What Have We Learned from Hurricane Sandy? Discuss at NYC Special Initiative for Rebuilding & Resiliency Meetingby on
Hurricane Sandy may be behind us, but that’s not to say NYC has bounced completely back yet. Sandy’s damages are estimated to be upwards of $50 billion–including destroyed homes, lost business, infrastructure damages and disruptions, downed trees and ruined facilities in parks–and let’s not forget the ultimate price, the more than a hundred deaths caused directly and indirectly from the storm’s impact in the United States (source, source.) Governor Andrew Cuomo asked for $42 billion in Sandy relief, and equally as important, $9 billion of that amount will be used to prepare the city for the next inevitable super storm (source.)

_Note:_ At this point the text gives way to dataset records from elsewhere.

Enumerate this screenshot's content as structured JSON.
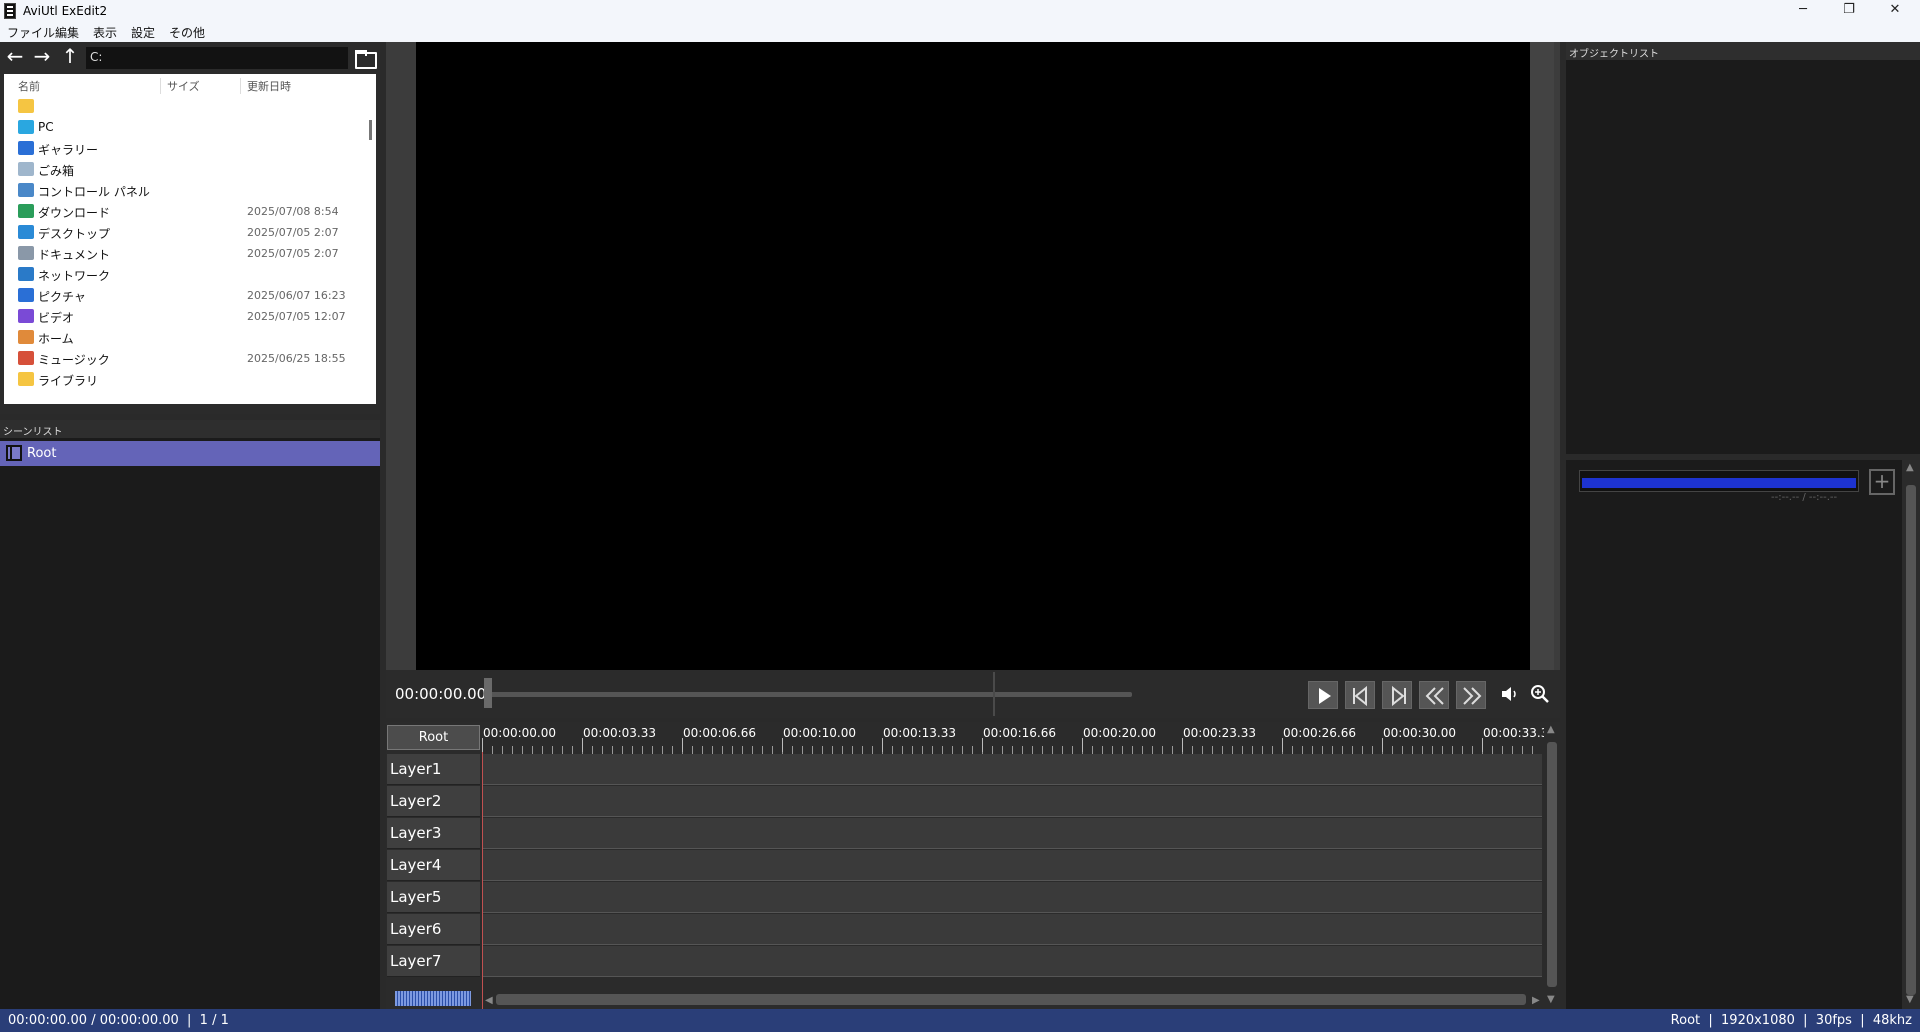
{
  "window": {
    "title": "AviUtl ExEdit2",
    "minimize": "─",
    "restore": "❐",
    "close": "✕"
  },
  "menu": [
    "ファイル",
    "編集",
    "表示",
    "設定",
    "その他"
  ],
  "explorer": {
    "path": "C:",
    "columns": {
      "name": "名前",
      "size": "サイズ",
      "modified": "更新日時"
    },
    "items": [
      {
        "name": "",
        "date": "",
        "icon": "folder-icon",
        "color": "#f5c542"
      },
      {
        "name": "PC",
        "date": "",
        "icon": "pc-icon",
        "color": "#2aa7e0"
      },
      {
        "name": "ギャラリー",
        "date": "",
        "icon": "gallery-icon",
        "color": "#2a6fd6"
      },
      {
        "name": "ごみ箱",
        "date": "",
        "icon": "recycle-bin-icon",
        "color": "#9fb6cc"
      },
      {
        "name": "コントロール パネル",
        "date": "",
        "icon": "control-panel-icon",
        "color": "#4a88c8"
      },
      {
        "name": "ダウンロード",
        "date": "2025/07/08 8:54",
        "icon": "download-icon",
        "color": "#2a9d5a"
      },
      {
        "name": "デスクトップ",
        "date": "2025/07/05 2:07",
        "icon": "desktop-icon",
        "color": "#2a8ad6"
      },
      {
        "name": "ドキュメント",
        "date": "2025/07/05 2:07",
        "icon": "document-icon",
        "color": "#8a98a8"
      },
      {
        "name": "ネットワーク",
        "date": "",
        "icon": "network-icon",
        "color": "#2a7ac8"
      },
      {
        "name": "ピクチャ",
        "date": "2025/06/07 16:23",
        "icon": "pictures-icon",
        "color": "#2a6fd6"
      },
      {
        "name": "ビデオ",
        "date": "2025/07/05 12:07",
        "icon": "videos-icon",
        "color": "#7a4ad6"
      },
      {
        "name": "ホーム",
        "date": "",
        "icon": "home-icon",
        "color": "#e08a3a"
      },
      {
        "name": "ミュージック",
        "date": "2025/06/25 18:55",
        "icon": "music-icon",
        "color": "#d6503a"
      },
      {
        "name": "ライブラリ",
        "date": "",
        "icon": "library-icon",
        "color": "#f5c542"
      }
    ]
  },
  "scenes": {
    "header": "シーンリスト",
    "items": [
      "Root"
    ]
  },
  "objectList": {
    "header": "オブジェクトリスト"
  },
  "properties": {
    "time": "--:--.-- / --:--.--",
    "add": "+"
  },
  "transport": {
    "time": "00:00:00.00"
  },
  "timeline": {
    "scene_button": "Root",
    "ticks": [
      "00:00:00.00",
      "00:00:03.33",
      "00:00:06.66",
      "00:00:10.00",
      "00:00:13.33",
      "00:00:16.66",
      "00:00:20.00",
      "00:00:23.33",
      "00:00:26.66",
      "00:00:30.00",
      "00:00:33.3"
    ],
    "layers": [
      "Layer1",
      "Layer2",
      "Layer3",
      "Layer4",
      "Layer5",
      "Layer6",
      "Layer7"
    ]
  },
  "status": {
    "left": "00:00:00.00 / 00:00:00.00  |  1 / 1",
    "right": "Root  |  1920x1080  |  30fps  |  48khz"
  },
  "colors": {
    "accent": "#6464b8",
    "status_bar": "#2a3e78",
    "playhead": "#c05050"
  }
}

That’s why tomorrow’s meeting of the NYC Special Initiative for Rebuilding & Resiliency (SIRR) is so important. SIRR addresses how we rebuild New York City to be more resilient in the wake of Hurricane Sandy but with a long-term focus. Williamsburg, Greenpoint, DUMBO, Long Island City and surrounding communities are asked to come together to learn more about SIRR’s mission, voice their concerns about emergency planning and clean-up, and to ensure that all measures are done fairly, not benefitting or hurting one neighborhood over another. As we were some of the worst hit neighborhoods, we have a lot at stake, and our engagement with SIRR will help ensure a favorable outcome during future devastating circumstances. [Note: A meeting for Red Hook, Gowanus and Sunset Park neighborhoods was held on March 7, 2013.]
Thursday, March 14, 2013
Begins at 7:00pm
PS 132 at 320 Manhattan Ave., Brooklyn 11211
RSVP by email: RSVPWaterFrontMarch14@nycsirr.org and include the full name and email (if available) of each guest. Or RSVP by phone: (212) 618-5745 and leave the name of each guest and say “for March 14 Waterfront.”
The meeting will begin with a brief introduction of SIRR and then have break-out sessions to discuss priorities for rebuilding Northern Brooklyn and Long Island City to be more resilient in the face of future storms and long-term climate change.